Moderators of exercise effects on cancer-related fatigue: a meta-analysis of individual patient data
journal contributionposted on 2020-11-19, 10:57 authored by JK Van Vulpen, MG Sweegers, PHM Peeters, KS Courneya, RU Newton, NK Aaronson, PB Jacobsen, DA Galvaõ, MJ Chinapaw, K Steindorf, ML Irwin, MM Stuiver, S Hayes, KA Griffith, I Mesters, H Knoop, MM Goedendorp, N Mutrie, Amanda DaleyAmanda Daley, A McConnachie, M Bohus, L Thorsen, KH Schulz, CE Short, EL James, RC Plotnikoff, ME Schmidt, CM Ulrich, M Van Beurden, HS Oldenburg, GS Sonke, WH Van Harten, KH Schmitz, KM Winters-Stone, MJ Velthuis, DR Taaffe, W Van Mechelen, MJ Kersten, F Nollet, J Wenzel, J Wiskemann, IM Verdonck-De Leeuw, J Brug, AM May, LM Buffart
Purpose: Fatigue is a common and potentially disabling symptom in patients with cancer. It can often be effectively reduced by exercise. Yet, effects of exercise interventions might differ across subgroups. We conducted a meta-analysis using individual patient data of randomized controlled trials (RCT) to investigate moderators of exercise intervention effects on cancer-related fatigue. Methods: We used individual patient data from 31 exercise RCT worldwide, representing 4366 patients, of whom 3846 had complete fatigue data. We performed a one-step individual patient data meta-analysis, using linear mixed-effect models to analyze the effects of exercise interventions on fatigue (z score) and to identify demographic, clinical, intervention- A nd exercise-related moderators. Models were adjusted for baseline fatigue and included a random intercept on study level to account for clustering of patients within studies. We identified potential moderators by testing their interaction with group allocation, using a likelihood ratio test. Results: Exercise interventions had statistically significant beneficial effects on fatigue (β =-0.17; 95% confidence interval [CI],-0.22 to-0.12). There was no evidence of moderation by demographic or clinical characteristics. Supervised exercise interventions had significantly larger effects on fatigue than unsupervised exercise interventions (βdifference =-0.18; 95% CI-0.28 to-0.08). Supervised interventions with a duration ≤12 wk showed larger effects on fatigue (β =-0.29; 95% CI,-0.39 to-0.20) than supervised interventions with a longer duration.
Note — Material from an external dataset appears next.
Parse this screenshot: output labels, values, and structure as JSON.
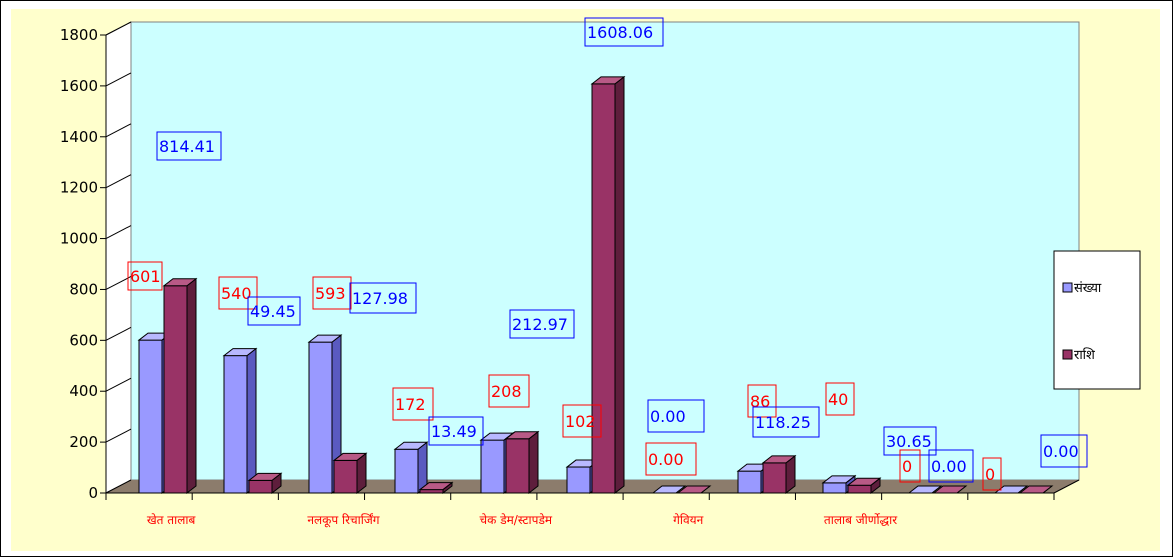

Conclusions: In this individual patient data meta-analysis, we found statistically significant beneficial effects of exercise interventions on fatigue, irrespective of demographic and clinical characteristics. These findings support a role for exercise, preferably supervised exercise interventions, in clinical practice. Reasons for differential effects in duration require further exploration.
The POLARIS study is supported by the Bas Mulder Award, granted to L. M. Buffart by the Alpe d’HuZes foundation/Dutch Cancer Society (VU2011–5045). The contribution of J. K. van Vulpen is financially supported by the World Cancer Research Fund The Netherlands (WCRF NL, project number 2013/997).